Au premier janvier 2014, l’ère des CFTA s’achevait. La Région souhaitait en effet réexaminer les conditions contractuelles et le niveau de service. Elle adopta finalement le principe d’une exploitation en régie, fondant la Régie Régionale des Transports dont l'exploitation était placée évidemment sous la réglementation du STRMTG, cmome toutes les infrastructures hors du réseau ferré national.

Quelques chiffres

La régionalisation semblait donc mettre fin à une période d'incertitudes sur le devenir de la ligne, d'autant que la croissance du trafic était assez soutenue. Les CP transportaient  plus de 500 000 voyageurs en 2016 : un résultat évidemment tiré par la desserte de la banlieue niçoise, la desserte de l'arrière-pays et un fort cabotage entre les villages desservis, comme nos reportages à suivre à bord des trains le relatent.

Le service 2016 prévoit 4 allers-retours de Nice à Digne, un aller-retour Nice – Annot et un service à vocation scolaire entre Annot et Digne.
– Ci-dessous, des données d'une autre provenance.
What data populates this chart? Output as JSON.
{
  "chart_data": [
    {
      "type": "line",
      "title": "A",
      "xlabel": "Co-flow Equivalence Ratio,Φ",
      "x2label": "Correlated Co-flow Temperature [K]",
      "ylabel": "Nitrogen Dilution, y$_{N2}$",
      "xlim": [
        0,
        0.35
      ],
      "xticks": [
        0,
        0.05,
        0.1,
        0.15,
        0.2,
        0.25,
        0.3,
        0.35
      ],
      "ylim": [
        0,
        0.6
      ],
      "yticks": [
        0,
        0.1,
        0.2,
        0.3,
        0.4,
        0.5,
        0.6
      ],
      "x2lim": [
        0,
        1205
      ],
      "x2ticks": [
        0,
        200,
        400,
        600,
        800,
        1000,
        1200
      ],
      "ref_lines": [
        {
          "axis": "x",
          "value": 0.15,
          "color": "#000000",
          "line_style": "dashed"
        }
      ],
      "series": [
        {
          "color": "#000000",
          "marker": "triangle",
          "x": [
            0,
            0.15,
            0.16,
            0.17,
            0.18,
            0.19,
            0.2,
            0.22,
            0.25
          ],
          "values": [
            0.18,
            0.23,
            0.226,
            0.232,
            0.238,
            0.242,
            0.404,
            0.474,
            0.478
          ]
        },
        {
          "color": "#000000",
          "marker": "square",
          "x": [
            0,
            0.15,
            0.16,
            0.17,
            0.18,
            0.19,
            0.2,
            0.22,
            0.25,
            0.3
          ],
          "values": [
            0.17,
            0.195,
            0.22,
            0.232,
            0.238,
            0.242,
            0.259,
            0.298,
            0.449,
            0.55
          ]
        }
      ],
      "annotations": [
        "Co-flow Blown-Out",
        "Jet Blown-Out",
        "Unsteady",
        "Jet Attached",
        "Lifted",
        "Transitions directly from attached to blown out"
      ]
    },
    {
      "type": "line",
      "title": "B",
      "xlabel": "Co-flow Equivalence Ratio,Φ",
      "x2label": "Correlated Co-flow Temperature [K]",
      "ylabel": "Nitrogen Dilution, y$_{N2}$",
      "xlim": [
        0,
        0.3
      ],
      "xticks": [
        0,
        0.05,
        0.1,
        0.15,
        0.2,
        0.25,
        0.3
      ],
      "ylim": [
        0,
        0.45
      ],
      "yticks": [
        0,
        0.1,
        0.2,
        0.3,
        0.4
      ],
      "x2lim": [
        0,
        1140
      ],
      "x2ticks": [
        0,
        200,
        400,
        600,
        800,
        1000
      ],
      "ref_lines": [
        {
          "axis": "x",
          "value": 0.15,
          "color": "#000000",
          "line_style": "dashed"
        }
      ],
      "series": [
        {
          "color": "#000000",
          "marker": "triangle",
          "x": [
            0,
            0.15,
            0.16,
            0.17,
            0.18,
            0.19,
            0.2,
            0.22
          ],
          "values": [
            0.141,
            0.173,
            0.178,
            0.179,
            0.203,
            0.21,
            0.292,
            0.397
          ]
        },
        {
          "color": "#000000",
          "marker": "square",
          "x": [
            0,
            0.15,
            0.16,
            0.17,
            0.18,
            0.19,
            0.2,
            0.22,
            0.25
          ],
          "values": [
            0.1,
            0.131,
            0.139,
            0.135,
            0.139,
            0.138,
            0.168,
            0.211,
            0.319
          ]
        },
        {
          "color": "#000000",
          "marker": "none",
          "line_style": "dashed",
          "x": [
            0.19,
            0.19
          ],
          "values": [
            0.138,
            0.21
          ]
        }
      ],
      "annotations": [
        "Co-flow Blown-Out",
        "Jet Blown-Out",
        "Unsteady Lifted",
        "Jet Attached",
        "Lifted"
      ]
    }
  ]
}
S’y ajoutent les trains à vocation périurbaine dans la plaine du Var, avec 10 Nice – Plan-du-Var et 9 Nice – Colomars. Au total, 24 allers-retours sont proposés sur la section la plus densément peuplée, en complément des services d'autobus et autorcars empruntant notamment la voie rapide parallèle dans la plaine du Var, fréquemment encombrée. Le train transportait alors environ 1200 voyageurs par jour entre Nice et Plan-du-Var. Cependant, les deux routes encadrant le Var supportent près de 55 000 véhicules par jour, dont environ 60 % sur la rive gauche parallèle au train.

A cette date, la contribution de la Région s'élevait à 12 M€ par an soit environ 24 € par voyageur. Le coût du kilomètre-train ressortait à 17,5 €, soit 35% moins cher que le km-train facturé par la SNCF. En comparaison, en Corse, le km-train reste à un niveau assez élevé de 27 €, principalement du fait du caractère très montagnard du réseau. Pour autant, la contribution par voyageur en Corse a été raménée en 5 ans à une valeur de 17 €. La ligne des CP est moins exigeante. Sur les lignes de Bretagne autour de Guingamp, affermées à Transdev, le coût du km-train est en revanche inférieur de moitié à celui des CP, mais sur des itinéraires cette fois nettement plus faciles et avec une exploitation nécessitant moins de personnel puisque comprenant moins de gares de croisement.

L'enjeu pour les CP réside donc dans l'augmentation de la fréquentation, par une politique commerciale attractive, et par la maîtrise des coûts pour parvenir à maîtriser la contribution publique par voyageur.

Les CP savent mettre en valeur les atouts de cette ligne atypique en proposant des services complémentaires aux voyageurs du quotidien ou aux voyageurs occasionnels. Par exemple, le « train des Neiges » en hiver consiste en une liaison couplée train + autocar vers les stations de ski du Val d'Allos (pour plus d'informations, voir le site Internet des CP).

On notera également la circulation à vocation touristique (un aller-retour les dimanches de mai à octobre) du Train des Pignes à vapeur entre Puget Théniers et Annot, exploité par l’association GECP (Groupe d’Etude pour les Chemins de fer de Provence).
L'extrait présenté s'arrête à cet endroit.